Consider unit square minus inscribed disc. Call it $W$.

By similiar argument that worked for the first part of the problem:

$\color{blue}{\forall\ \epsilon >0, \exists\ \text{partition}\ P\ \text{such that:}}$

$($area of all square tiles in $W)>\left( 1-\dfrac{\pi}{4} \right)- \epsilon$

From here how shall I reach?

$\implies\ ($area of all discs in $W)=\left( 1-\dfrac{\pi}{4} \right) (1-\epsilon) (a-\epsilon)$

$\implies\ ($area of all discs in square$)\ =\dfrac{\pi}{4} + \left( 1-\dfrac{\pi}{4} \right) (1-\epsilon) (a-\epsilon)<a$

Applying limit $1 \leq a$

Also $a \leq 1$

Therefore $a=1$

EDIT

Comment by Hagen:

I use a scaled down (almost) optimal packing only for those tiny squares that are not coverd by the big disc enscribed ot the big square.

Answer 1

By definition of $a$, we know that for any square with area $S$ and for any $\epsilon > 0$, we could find a finite set of disjoint circles inside the square with area $> aS - \epsilon$.
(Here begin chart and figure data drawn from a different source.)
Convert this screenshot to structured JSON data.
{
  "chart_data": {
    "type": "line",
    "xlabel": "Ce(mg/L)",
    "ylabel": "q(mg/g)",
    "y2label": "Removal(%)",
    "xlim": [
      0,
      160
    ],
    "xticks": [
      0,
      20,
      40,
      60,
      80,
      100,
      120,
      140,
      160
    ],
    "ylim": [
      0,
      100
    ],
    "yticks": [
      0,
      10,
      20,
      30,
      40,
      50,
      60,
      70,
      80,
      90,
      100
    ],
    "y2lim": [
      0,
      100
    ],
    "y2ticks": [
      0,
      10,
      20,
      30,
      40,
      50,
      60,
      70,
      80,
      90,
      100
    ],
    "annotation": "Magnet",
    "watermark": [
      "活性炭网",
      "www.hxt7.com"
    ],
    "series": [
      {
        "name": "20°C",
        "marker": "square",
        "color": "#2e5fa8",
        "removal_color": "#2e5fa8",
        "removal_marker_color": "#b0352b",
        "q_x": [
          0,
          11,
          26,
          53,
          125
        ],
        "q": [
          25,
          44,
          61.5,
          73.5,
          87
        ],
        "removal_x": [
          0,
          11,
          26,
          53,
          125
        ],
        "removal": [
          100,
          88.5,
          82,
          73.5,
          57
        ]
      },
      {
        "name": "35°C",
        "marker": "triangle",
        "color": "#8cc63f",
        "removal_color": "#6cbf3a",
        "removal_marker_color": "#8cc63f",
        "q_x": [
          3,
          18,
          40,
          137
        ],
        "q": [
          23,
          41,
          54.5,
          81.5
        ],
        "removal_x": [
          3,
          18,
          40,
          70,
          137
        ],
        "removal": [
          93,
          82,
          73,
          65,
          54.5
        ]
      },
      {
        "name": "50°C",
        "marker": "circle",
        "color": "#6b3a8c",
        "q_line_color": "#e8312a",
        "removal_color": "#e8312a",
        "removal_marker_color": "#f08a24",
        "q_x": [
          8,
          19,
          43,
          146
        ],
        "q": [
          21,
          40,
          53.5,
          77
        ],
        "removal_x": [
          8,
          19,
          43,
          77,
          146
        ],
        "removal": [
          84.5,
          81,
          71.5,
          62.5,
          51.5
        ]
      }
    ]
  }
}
Now use that result for each square tile in $W$. The total area of those tiles is $> \left(1-\frac{\pi}{4}\right) - \epsilon$, so by putting a finite collection of disjoint circles in each of those tiles, we can end up with total area of circles $> a \left[ \left(1-\frac{\pi}{4}\right) - \epsilon \right] - \epsilon$, which simplifies to $a \left( 1 - \frac \pi 4 \right) - a \epsilon - \epsilon$.

It looks like I applied the initial result in a slightly different way from Hagen, but the idea is the same and my result still works to let me finish the problem from there. In particular, we get $$\lim_{\epsilon \to 0} a \left( 1 - \frac \pi 4 \right) - a \epsilon - \epsilon = a \left( 1 - \frac \pi 4 \right).$$